We are duty-bound to determine our jurisdiction before we examine the merits, whether or not the parties raise [696]*696the issue. Boylan v. George E. Bumpus, Jr., Constr. Co., Inc. (In re George E. Bumpus, Jr., Constr. Co., Inc.), 226 B.R. 724, 726 (1st Cir. BAP 1998). We are empowered to hear appeals from “final judgments, orders and decrees [pursuant to 28 U.S.C. § 158(a)(1) ], or with leave of court, from interlocutory orders and decrees [pursuant to 28 U.S.C. § 158(a)(3) ].” Fleet Data Processing Corp. v. Branch (In re Bank of New England Corp.), 218 B.R. 643, 645 (1st Cir. BAP 1998). Absent exceptional circumstances, an order denying sanctions becomes appealable only upon entry of a final judgment in the underlying proceeding. McCright v. Santoki, 976 F.2d 568, 569 (9th Cir.1992); Haskell v. Washington Twp., 891 F.2d 132, 133 (6th Cir.1989); Empresas Omajede, Inc. v. Bennazar-Zequeira, 213 F.3d 6, 9 (1st Cir.2000). Lisa timely filed her appeal upon entry of the adversary proceeding final judgment. Thus, we have jurisdiction to hear it.

STANDARD OF REVIEW

Trial court decisions awarding or denying sanctions are reviewed for abuse of discretion. CQ Int’l Co., Inc. v. Rochem Int’l, Inc., USA No. 10-1838, 2011 WL 4537177, at *4 (1st Cir. Oct. 3, 2011). Abuse of discretion exists when a relevant factor deserving of significant weight is overlooked, or when an improper factor is accorded significant weight, or when the court considers the appropriate mix of factors, but commits a palpable error of judgment in calibrating the decisional scales. Ameriquest Mortgage Co. v. Nosek (In re Nosek), 609 F.3d 6, 9 n. 4 (1st Cir.2010) (citing United States v. Roberts, 978 F.2d 17, 21 (1st Cir.1992)).

DISCUSSION

Although Lisa asserts that sanctions were in order (and articulates her arguments in favor of their imposition), she maintains that, at minimum, we must remand the matter. She argues that the bankruptcy judge’s failure to articulate the basis for denying her motion deprives us of the opportunity to effect meaningful review of his decision. Attorney Berliner replies that the record is sufficient and, on the merits, the ruling must be sustained. In the end, we side with Attorney Berliner.

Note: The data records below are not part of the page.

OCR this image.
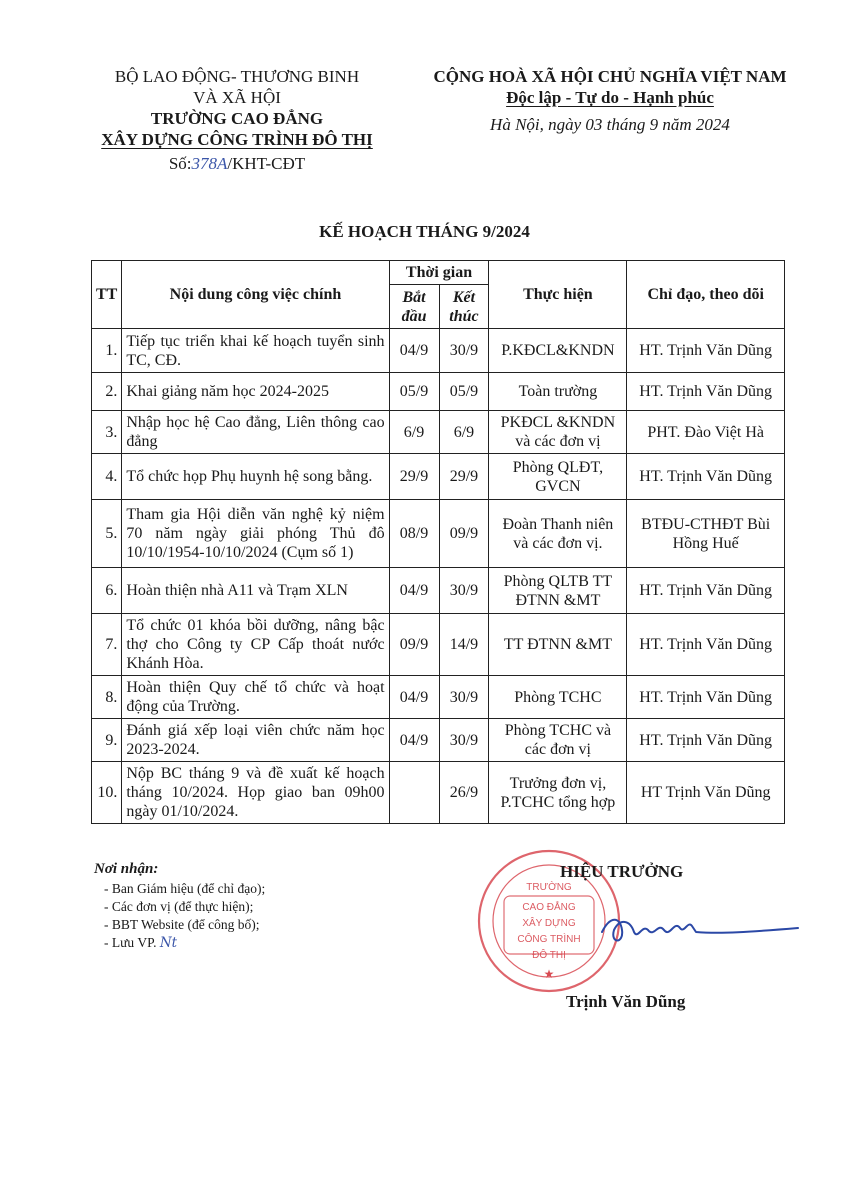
BỘ LAO ĐỘNG- THƯƠNG BINH
VÀ XÃ HỘI
TRƯỜNG CAO ĐẲNG
XÂY DỰNG CÔNG TRÌNH ĐÔ THỊ
Số:378A/KHT-CĐT
CỘNG HOÀ XÃ HỘI CHỦ NGHĨA VIỆT NAM
Độc lập - Tự do - Hạnh phúc
Hà Nội, ngày 03 tháng 9 năm 2024
KẾ HOẠCH THÁNG 9/2024
TT	Nội dung công việc chính	Thời gian		Thực hiện	Chỉ đạo, theo dõi
		Bắt đầu	Kết thúc		
1.	Tiếp tục triển khai kế hoạch tuyển sinh TC, CĐ.	04/9	30/9	P.KĐCL&KNDN	HT. Trịnh Văn Dũng
2.	Khai giảng năm học 2024-2025	05/9	05/9	Toàn trường	HT. Trịnh Văn Dũng
3.	Nhập học hệ Cao đẳng, Liên thông cao đẳng	6/9	6/9	PKĐCL &KNDN và các đơn vị	PHT. Đào Việt Hà
4.	Tổ chức họp Phụ huynh hệ song bằng.	29/9	29/9	Phòng QLĐT, GVCN	HT. Trịnh Văn Dũng
5.	Tham gia Hội diễn văn nghệ kỷ niệm 70 năm ngày giải phóng Thủ đô 10/10/1954-10/10/2024 (Cụm số 1)	08/9	09/9	Đoàn Thanh niên và các đơn vị.	BTĐU-CTHĐT Bùi Hồng Huế
6.	Hoàn thiện nhà A11 và Trạm XLN	04/9	30/9	Phòng QLTB TT ĐTNN &MT	HT. Trịnh Văn Dũng
7.	Tổ chức 01 khóa bồi dưỡng, nâng bậc thợ cho Công ty CP Cấp thoát nước Khánh Hòa.	09/9	14/9	TT ĐTNN &MT	HT. Trịnh Văn Dũng
8.	Hoàn thiện Quy chế tổ chức và hoạt động của Trường.	04/9	30/9	Phòng TCHC	HT. Trịnh Văn Dũng
9.	Đánh giá xếp loại viên chức năm học 2023-2024.	04/9	30/9	Phòng TCHC và các đơn vị	HT. Trịnh Văn Dũng
10.	Nộp BC tháng 9 và đề xuất kế hoạch tháng 10/2024. Họp giao ban 09h00 ngày 01/10/2024.		26/9	Trưởng đơn vị, P.TCHC tổng hợp	HT Trịnh Văn Dũng
Nơi nhận:
- Ban Giám hiệu (để chỉ đạo);
- Các đơn vị (để thực hiện);
- BBT Website (để công bố);
- Lưu VP. Nt
TRƯỜNG CAO ĐẲNG XÂY DỰNG CÔNG TRÌNH ĐÔ THỊ
★
HIỆU TRƯỞNG
Trịnh Văn Dũng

I. Rulé 9011 and Its Application

“[T]he bankruptcy courts have discretion to impose sanctions against attorneys or pro se parties who violate [Rule] 9011(b).” Kristan v. Turner (In re Kristan), 395 B.R. 500, 509 (1st Cir. BAP 2008).8

“Because Rule 9011 is derived from Fed.R.Civ.P. 11, the First Circuit has explained that Rule 11 jurisprudence is largely transferable to Rule 9011 cases.” White v. Burdick (In re CK Liquidation Corp.), 321 B.R. 355, 362 (1st Cir. BAP 2005) (internal quotations and citation omitted). Both rules “should be used to deter baseless filings.” Featherston v. Goldman (In re D.C. Sullivan Co., Inc.), 843 F.2d 596, 599 (1st Cir.1988). Rule 9011, like Fed.R.Civ.P. 11, “emphasizes responsible behavior on the part of litigators.” Id. at 598.